No yelling. No crying. No threats. No sound. Just two words.
She shoved the thoughts away. Incarcerations of the sane only happened in the National Enquirer, in movies and on TV. She had never, in her five and a half years of sanctioned practice, met anyone in a mental institution who did not belong there.
She shoved away the part of her that objected to this evaluation with dialogue and pictures. After all, the one guy had turned out to be a cannibal. The rebellious part of her shot back.
She went for a walk. A long walk. She was somewhat amazed when she ended up in El's neighborhood. She stopped as she realized where she was. No. No. Definitively no. She walked over to the entrance and stepped inside. The hallway stretched to infinity before her, or so it seemed. She stopped and stood. There was no way she was going to go up and see El, and talk to her. No way. It wasn't going to happen.
She realized she had lost the argument when she stepped out of the elevator eight floors up. What the hell was El gonna think? She almost turned around and stepped back into the elevator, only the doors closed and the chiming noise of an elevator leaving stopped her. She turned back around, squared her shoulders and stalked down the hallway.
At El's door she almost faded. After all this time, what do you say to the college buddy turned cop? The door opened, saving her from the dilemma of knocking or leaving. El said something to someone in the room, turned and jerked to a stop before she walked into the woman in the hall. Gray eyes met blue. Blue blinked, then smiled.
"Hi, El. Long time."
El looked a little like she'd been poleaxed from behind. Her mouth dropped open. Then she smiled, one of those that lit the somber eyes. She swept the slightly smaller woman into a hug that threatened to crush her ribs. She let her go and looked a little self-conscious.
"Hi," she returned nonchalantly. They both laughed.
"Can I -- come in?"
For a brief moment she thought El would say no. Then with a gesture, she invited her in. She stepped past El to enter the apartment and stopped short. It wasn't the outrageous good looks of the redhead that stopped her, it was the disorienting feeling that here was another part of the puzzle. The room swam. El steadied her with a concerned look. She guided her new guest to a stool in the kitchen and handed her a glass of wine without thinking or asking.

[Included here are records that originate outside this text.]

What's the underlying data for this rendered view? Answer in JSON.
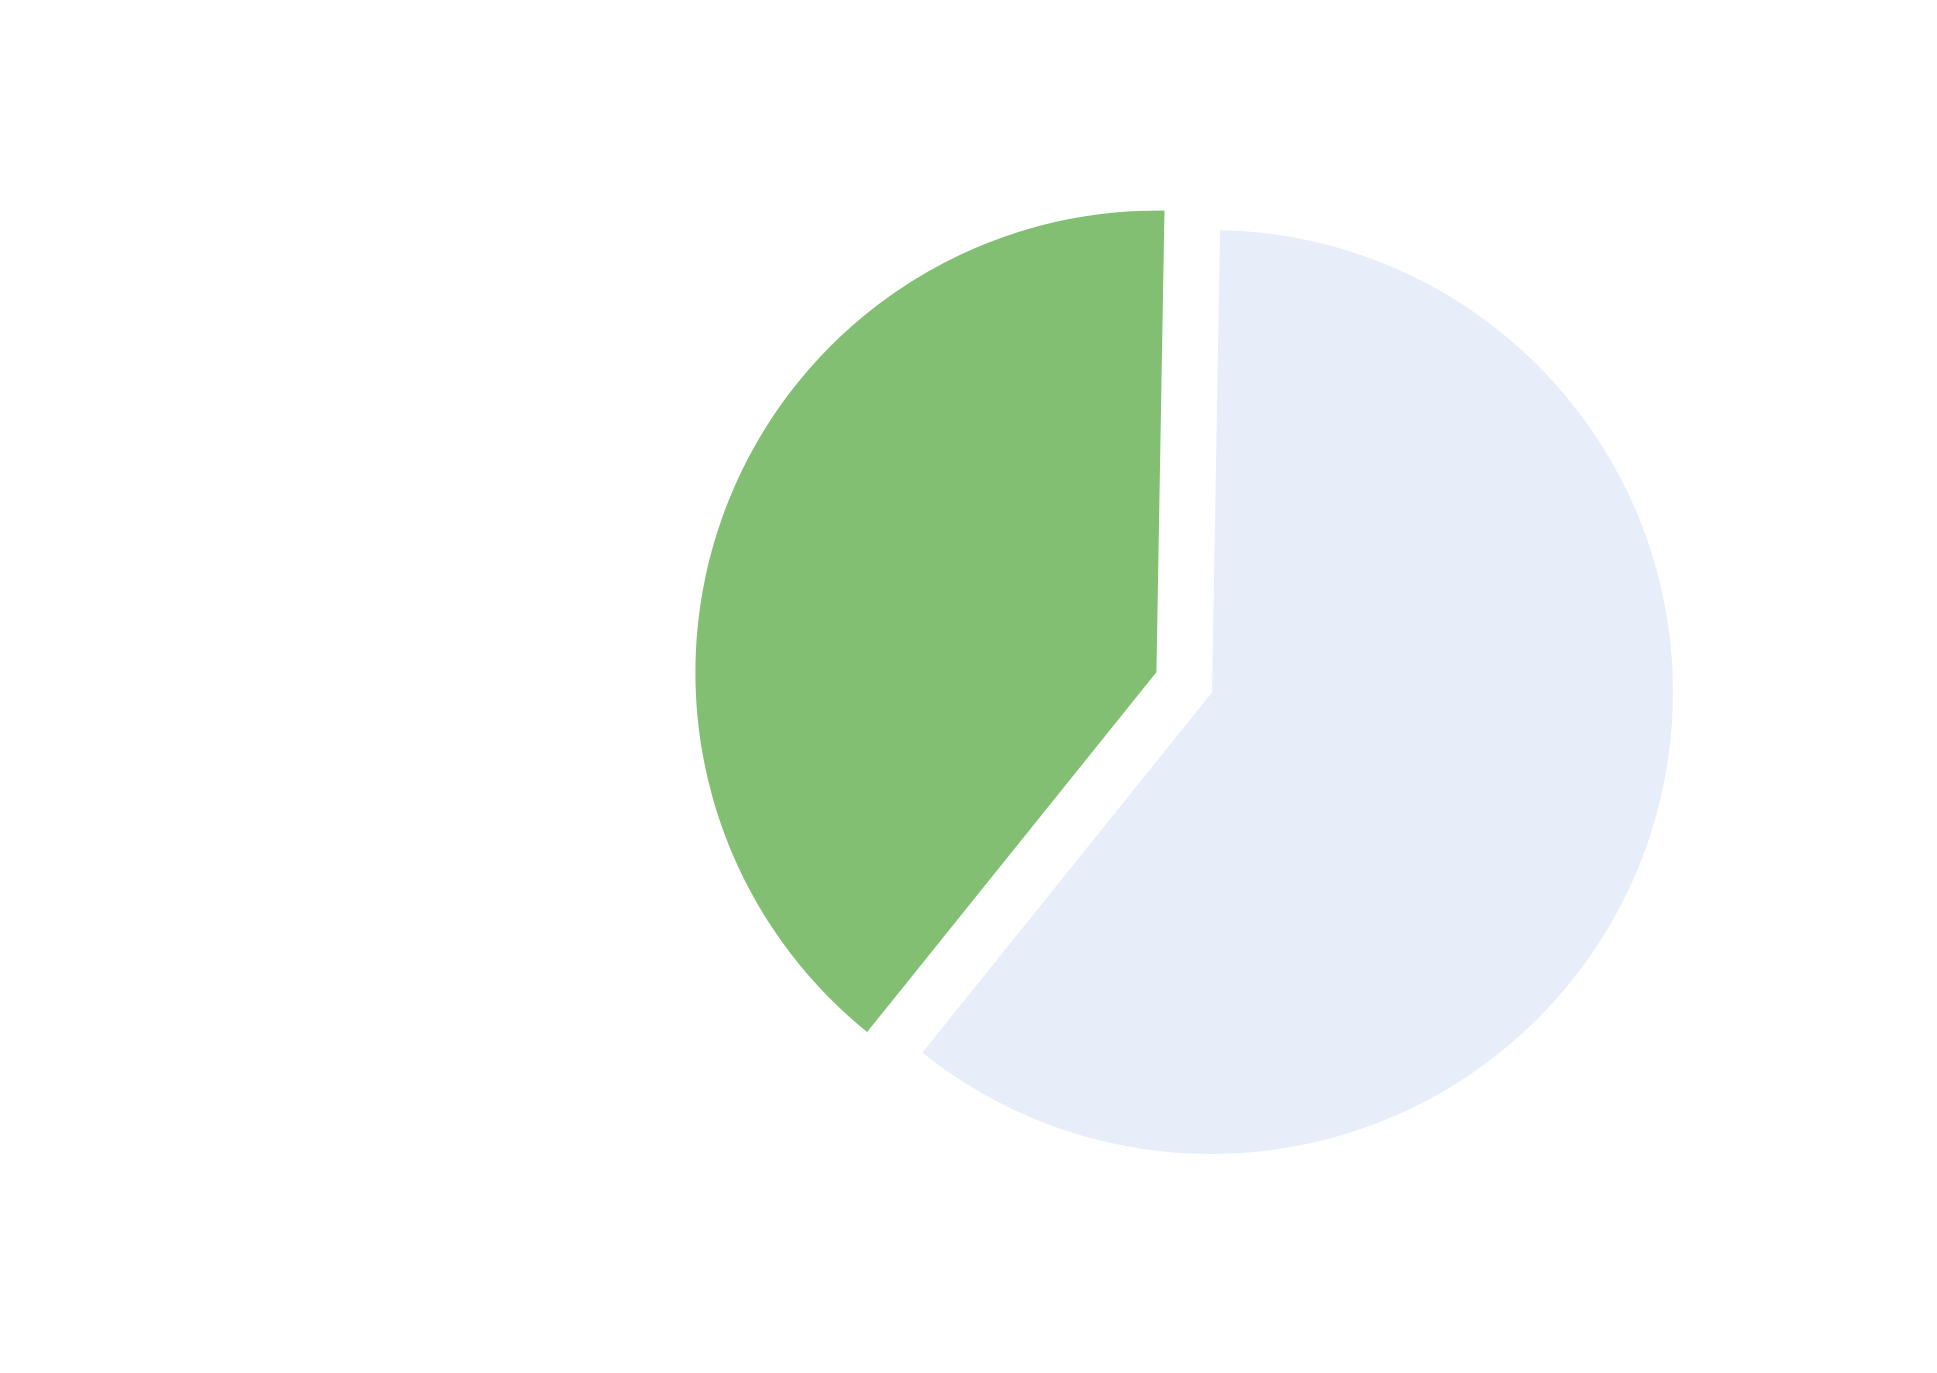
{
  "chart_data": {
    "type": "pie",
    "title": "",
    "slices": [
      {
        "label": "",
        "value": 60.5,
        "color": "#e8eef9",
        "exploded": false
      },
      {
        "label": "",
        "value": 39.5,
        "color": "#82bf73",
        "exploded": true
      }
    ],
    "legend": "none",
    "start_angle": "top",
    "direction": "clockwise"
  }
}
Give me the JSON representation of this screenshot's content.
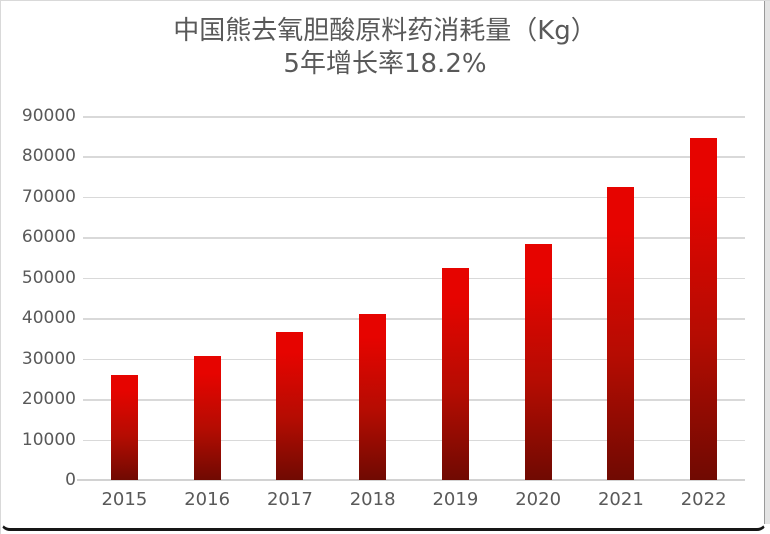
{
  "window": {
    "background": "#ffffff",
    "frame_border_color": "#d9d9d9",
    "right_edge_line": "#9a9a9a",
    "right_edge_fill": "#e4e4e4",
    "bottom_border_color": "#161616"
  },
  "chart_data": {
    "type": "bar",
    "title": "中国熊去氧胆酸原料药消耗量（Kg）",
    "subtitle": "5年增长率18.2%",
    "categories": [
      "2015",
      "2016",
      "2017",
      "2018",
      "2019",
      "2020",
      "2021",
      "2022"
    ],
    "values": [
      26000,
      30700,
      36700,
      41000,
      52500,
      58300,
      72500,
      84600
    ],
    "ylim": [
      0,
      90000
    ],
    "ytick_step": 10000,
    "ytick_labels": [
      "0",
      "10000",
      "20000",
      "30000",
      "40000",
      "50000",
      "60000",
      "70000",
      "80000",
      "90000"
    ],
    "grid": true,
    "legend_position": "none",
    "colors": {
      "bar_top": "#e60400",
      "bar_mid": "#b50c02",
      "bar_bottom": "#700a02",
      "text": "#595959",
      "gridline": "#d9d9d9",
      "axis_line": "#d2d2d2"
    }
  }
}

She took a long drink and grinned. "You keep this around?"
El shrugged her shoulders. "You never know."
"Yeah. You don't." Her eyes drifted to Taja and then to Siro's sleeping form. "I'm Delia Tannenbaum. I'm a friend of El's. I think."
"You are," El confirmed. "It's all right," this was to Taja. "Lia, this is Taja. No last name. The one on the bed is Siro."
"Also no last name."
El gave her a familiar look. Lia grinned. It had been sooo long since she'd seen that look. It spoke volumes and accepted her ability to make statements like that in ways no one else had ever managed. She felt that guarded part of herself relax suddenly. No hiding from El. No need. She tossed off the rest of the wine with a grin.
"So -- what've you been acquiring?" Soon enough, she would tell what brought her here. Soon enough.